The commercial manufacture of wood pulp grade chemical cellulose using the kraft chemical pulping processes releases resin acids. The Kraft process is conducted under strongly alkaline conditions of sodium hydroxide, sodium sulfide, and sodium hydrosulfide. These bases neutralize resin acids, converting them to their respective sodium salts, sodium abietate, ((CH_{3})_{4}C_{15}H_{17}COONa), sodium pimarate ((CH_{3})_{3}(CH_{2})C_{15}H_{23}COONa) and so on. In this form, the sodium salts are poorly insoluble and, being of lower density than the spent pulping process liquor, float to the surface of storage vessels during the process of concentration, as a somewhat gelatinous pasty yellow fluid called kraft soap (also called resin soap). This soap is used in bleaching and cleaning and as a compound in some varnishes. It also finds use in rubber industry as an emulsifier. Often the soap is pretreated with formaldehyde and maleic anhydride. Pine soap is refined from resin soap via tall oil by acidification, refining and resaponification.

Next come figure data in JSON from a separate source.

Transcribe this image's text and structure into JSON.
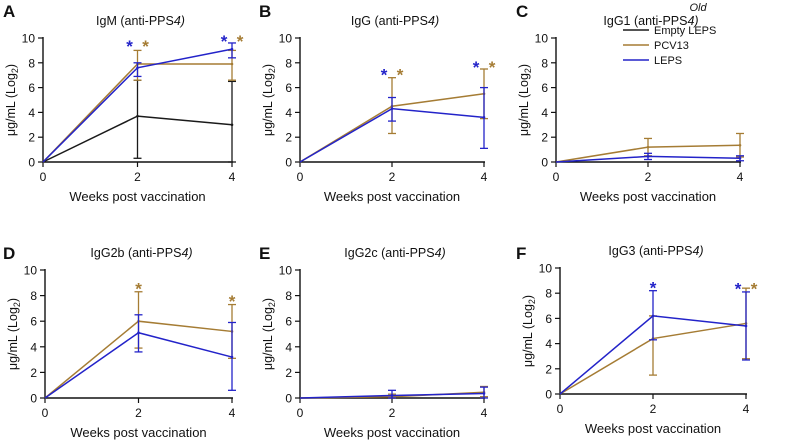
{
  "colors": {
    "empty_leps": "#1a1a1a",
    "pcv13": "#a57c34",
    "leps": "#2323c9"
  },
  "legend": {
    "title": "Old",
    "entries": [
      {
        "series": "empty_leps",
        "label": "Empty LEPS"
      },
      {
        "series": "pcv13",
        "label": "PCV13"
      },
      {
        "series": "leps",
        "label": "LEPS"
      }
    ]
  },
  "chart_data": [
    {
      "panel": "A",
      "type": "line",
      "title": "IgM (anti-PPS4)",
      "xlabel": "Weeks post vaccination",
      "ylabel": "μg/mL (Log2)",
      "x": [
        0,
        2,
        4
      ],
      "xlim": [
        0,
        4
      ],
      "ylim": [
        0,
        10
      ],
      "xticks": [
        "0",
        "2",
        "4"
      ],
      "yticks": [
        "0",
        "2",
        "4",
        "6",
        "8",
        "10"
      ],
      "series": [
        {
          "id": "empty_leps",
          "name": "Empty LEPS",
          "values": [
            0,
            3.7,
            3.0
          ],
          "err_hi": [
            0,
            6.6,
            6.5
          ],
          "err_lo": [
            0,
            0.3,
            0
          ]
        },
        {
          "id": "pcv13",
          "name": "PCV13",
          "values": [
            0,
            7.9,
            7.9
          ],
          "err_hi": [
            0,
            9.0,
            9.0
          ],
          "err_lo": [
            0,
            6.6,
            6.6
          ]
        },
        {
          "id": "leps",
          "name": "LEPS",
          "values": [
            0,
            7.6,
            9.1
          ],
          "err_hi": [
            0,
            8.0,
            9.6
          ],
          "err_lo": [
            0,
            6.9,
            8.4
          ]
        }
      ],
      "annotations": [
        {
          "x": 2,
          "y": 9.6,
          "text": "*",
          "series": "leps",
          "offset": -1
        },
        {
          "x": 2,
          "y": 9.6,
          "text": "*",
          "series": "pcv13",
          "offset": 1
        },
        {
          "x": 4,
          "y": 10.0,
          "text": "*",
          "series": "leps",
          "offset": -1
        },
        {
          "x": 4,
          "y": 10.0,
          "text": "*",
          "series": "pcv13",
          "offset": 1
        }
      ]
    },
    {
      "panel": "B",
      "type": "line",
      "title": "IgG (anti-PPS4)",
      "xlabel": "Weeks post vaccination",
      "ylabel": "μg/mL (Log2)",
      "x": [
        0,
        2,
        4
      ],
      "xlim": [
        0,
        4
      ],
      "ylim": [
        0,
        10
      ],
      "xticks": [
        "0",
        "2",
        "4"
      ],
      "yticks": [
        "0",
        "2",
        "4",
        "6",
        "8",
        "10"
      ],
      "series": [
        {
          "id": "pcv13",
          "name": "PCV13",
          "values": [
            0,
            4.5,
            5.5
          ],
          "err_hi": [
            0,
            6.8,
            7.5
          ],
          "err_lo": [
            0,
            2.3,
            3.5
          ]
        },
        {
          "id": "leps",
          "name": "LEPS",
          "values": [
            0,
            4.3,
            3.6
          ],
          "err_hi": [
            0,
            5.2,
            6.0
          ],
          "err_lo": [
            0,
            3.3,
            1.1
          ]
        }
      ],
      "annotations": [
        {
          "x": 2,
          "y": 7.3,
          "text": "*",
          "series": "leps",
          "offset": -1
        },
        {
          "x": 2,
          "y": 7.3,
          "text": "*",
          "series": "pcv13",
          "offset": 1
        },
        {
          "x": 4,
          "y": 7.9,
          "text": "*",
          "series": "leps",
          "offset": -1
        },
        {
          "x": 4,
          "y": 7.9,
          "text": "*",
          "series": "pcv13",
          "offset": 1
        }
      ]
    },
    {
      "panel": "C",
      "type": "line",
      "title": "IgG1 (anti-PPS4)",
      "xlabel": "Weeks post vaccination",
      "ylabel": "μg/mL (Log2)",
      "x": [
        0,
        2,
        4
      ],
      "xlim": [
        0,
        4
      ],
      "ylim": [
        0,
        10
      ],
      "xticks": [
        "0",
        "2",
        "4"
      ],
      "yticks": [
        "0",
        "2",
        "4",
        "6",
        "8",
        "10"
      ],
      "series": [
        {
          "id": "pcv13",
          "name": "PCV13",
          "values": [
            0,
            1.2,
            1.35
          ],
          "err_hi": [
            0,
            1.9,
            2.3
          ],
          "err_lo": [
            0,
            0.5,
            0.4
          ]
        },
        {
          "id": "leps",
          "name": "LEPS",
          "values": [
            0,
            0.45,
            0.3
          ],
          "err_hi": [
            0,
            0.7,
            0.5
          ],
          "err_lo": [
            0,
            0.2,
            0.1
          ]
        }
      ],
      "annotations": []
    },
    {
      "panel": "D",
      "type": "line",
      "title": "IgG2b (anti-PPS4)",
      "xlabel": "Weeks post vaccination",
      "ylabel": "μg/mL (Log2)",
      "x": [
        0,
        2,
        4
      ],
      "xlim": [
        0,
        4
      ],
      "ylim": [
        0,
        10
      ],
      "xticks": [
        "0",
        "2",
        "4"
      ],
      "yticks": [
        "0",
        "2",
        "4",
        "6",
        "8",
        "10"
      ],
      "series": [
        {
          "id": "pcv13",
          "name": "PCV13",
          "values": [
            0,
            6.0,
            5.2
          ],
          "err_hi": [
            0,
            8.3,
            7.3
          ],
          "err_lo": [
            0,
            3.9,
            3.1
          ]
        },
        {
          "id": "leps",
          "name": "LEPS",
          "values": [
            0,
            5.1,
            3.2
          ],
          "err_hi": [
            0,
            6.5,
            5.9
          ],
          "err_lo": [
            0,
            3.6,
            0.6
          ]
        }
      ],
      "annotations": [
        {
          "x": 2,
          "y": 8.8,
          "text": "*",
          "series": "pcv13",
          "offset": 0
        },
        {
          "x": 4,
          "y": 7.8,
          "text": "*",
          "series": "pcv13",
          "offset": 0
        }
      ]
    },
    {
      "panel": "E",
      "type": "line",
      "title": "IgG2c (anti-PPS4)",
      "xlabel": "Weeks post vaccination",
      "ylabel": "μg/mL (Log2)",
      "x": [
        0,
        2,
        4
      ],
      "xlim": [
        0,
        4
      ],
      "ylim": [
        0,
        10
      ],
      "xticks": [
        "0",
        "2",
        "4"
      ],
      "yticks": [
        "0",
        "2",
        "4",
        "6",
        "8",
        "10"
      ],
      "series": [
        {
          "id": "pcv13",
          "name": "PCV13",
          "values": [
            0,
            0.1,
            0.45
          ],
          "err_hi": [
            0,
            0.3,
            0.9
          ],
          "err_lo": [
            0,
            0,
            0.1
          ]
        },
        {
          "id": "leps",
          "name": "LEPS",
          "values": [
            0,
            0.2,
            0.35
          ],
          "err_hi": [
            0,
            0.6,
            0.85
          ],
          "err_lo": [
            0,
            0,
            0
          ]
        }
      ],
      "annotations": []
    },
    {
      "panel": "F",
      "type": "line",
      "title": "IgG3 (anti-PPS4)",
      "xlabel": "Weeks post vaccination",
      "ylabel": "μg/mL (Log2)",
      "x": [
        0,
        2,
        4
      ],
      "xlim": [
        0,
        4
      ],
      "ylim": [
        0,
        10
      ],
      "xticks": [
        "0",
        "2",
        "4"
      ],
      "yticks": [
        "0",
        "2",
        "4",
        "6",
        "8",
        "10"
      ],
      "series": [
        {
          "id": "pcv13",
          "name": "PCV13",
          "values": [
            0,
            4.4,
            5.6
          ],
          "err_hi": [
            0,
            6.2,
            8.4
          ],
          "err_lo": [
            0,
            1.5,
            2.8
          ]
        },
        {
          "id": "leps",
          "name": "LEPS",
          "values": [
            0,
            6.2,
            5.4
          ],
          "err_hi": [
            0,
            8.2,
            8.1
          ],
          "err_lo": [
            0,
            4.3,
            2.7
          ]
        }
      ],
      "annotations": [
        {
          "x": 2,
          "y": 8.7,
          "text": "*",
          "series": "leps",
          "offset": 0
        },
        {
          "x": 4,
          "y": 8.6,
          "text": "*",
          "series": "leps",
          "offset": -1
        },
        {
          "x": 4,
          "y": 8.6,
          "text": "*",
          "series": "pcv13",
          "offset": 1
        }
      ]
    }
  ]
}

Kraft soap can be reneutralized with sulfuric acid to restore the acidic forms abietic acid, palmitic acid, and related resin acid components. This refined mixture is called tall oil. Other major components include fatty acids and unsaponifiable sterols.

Resin acids, because of the same protectant nature they provide in the trees where they originate, also impose toxic implications on the effluent treatment facilities in pulp manufacturing plants. Furthermore, any residual resin acids that pass the treatment facilities add toxicity to the stream discharged to the receiving waters.

==Variation with species and biogeoclimatic zone==
The chemical composition of tall oil varies with the species of trees used in pulping, and in turn with geographical location. For example, the coastal areas of the southeastern United States have a high proportion of slash pine (Pinus elliottii); inland areas of the same region have a preponderance of Loblolly Pine (Pinus taeda). Slash pine generally contains a higher concentration of resin acids than loblolly pine.

In general, the tall oil produced in coastal areas of the southeastern United States contains over 40% resin acids and sometimes as much as 50% or more. The fatty acids fraction is usually lower than the resin acids, and unsaponifiables amount to 6-8%. Farther north in Virginia, where Pitch Pine (Pinus rigida)and Shortleaf Pine (Pinus echinata) are more dominant, the resin acid content decreases to as low as 30-35% with a corresponding increase in the fatty acids present.

In Canada, where mills process Lodgepole Pine (Pinus contorta) in interior British Columbia and Alberta, Jack Pine (Pinus banksiana), Alberta to Quebec and Eastern White Pine (Pinus strobus) and Red Pine (Pinus resinosa), Ontario to New Brunswick, resin acid levels of 25% are common with unsaponifiable contents of 12-25%. Similar variations may be found in other parts of the United States and in other countries. For example, in Finland, Sweden and Russia, resin acid values from Scots Pine (Pinus sylvestris) may vary from 20 to 50%, fatty acids from 35 to 70%, and unsaponifiables from 6 to 30%.

==Uses==

Resin acids are converted into ester gum by reaction with controlled amounts of glycerol or other polyhydric alcohols.

Some have drying properties, and as ester gum is used in paints, varnishes, and lacquers.

Resin acids are converted to resin soaps.

==Safety==
Resin acids are very poorly soluble in water (milligrams per liter) and have low acute toxicity.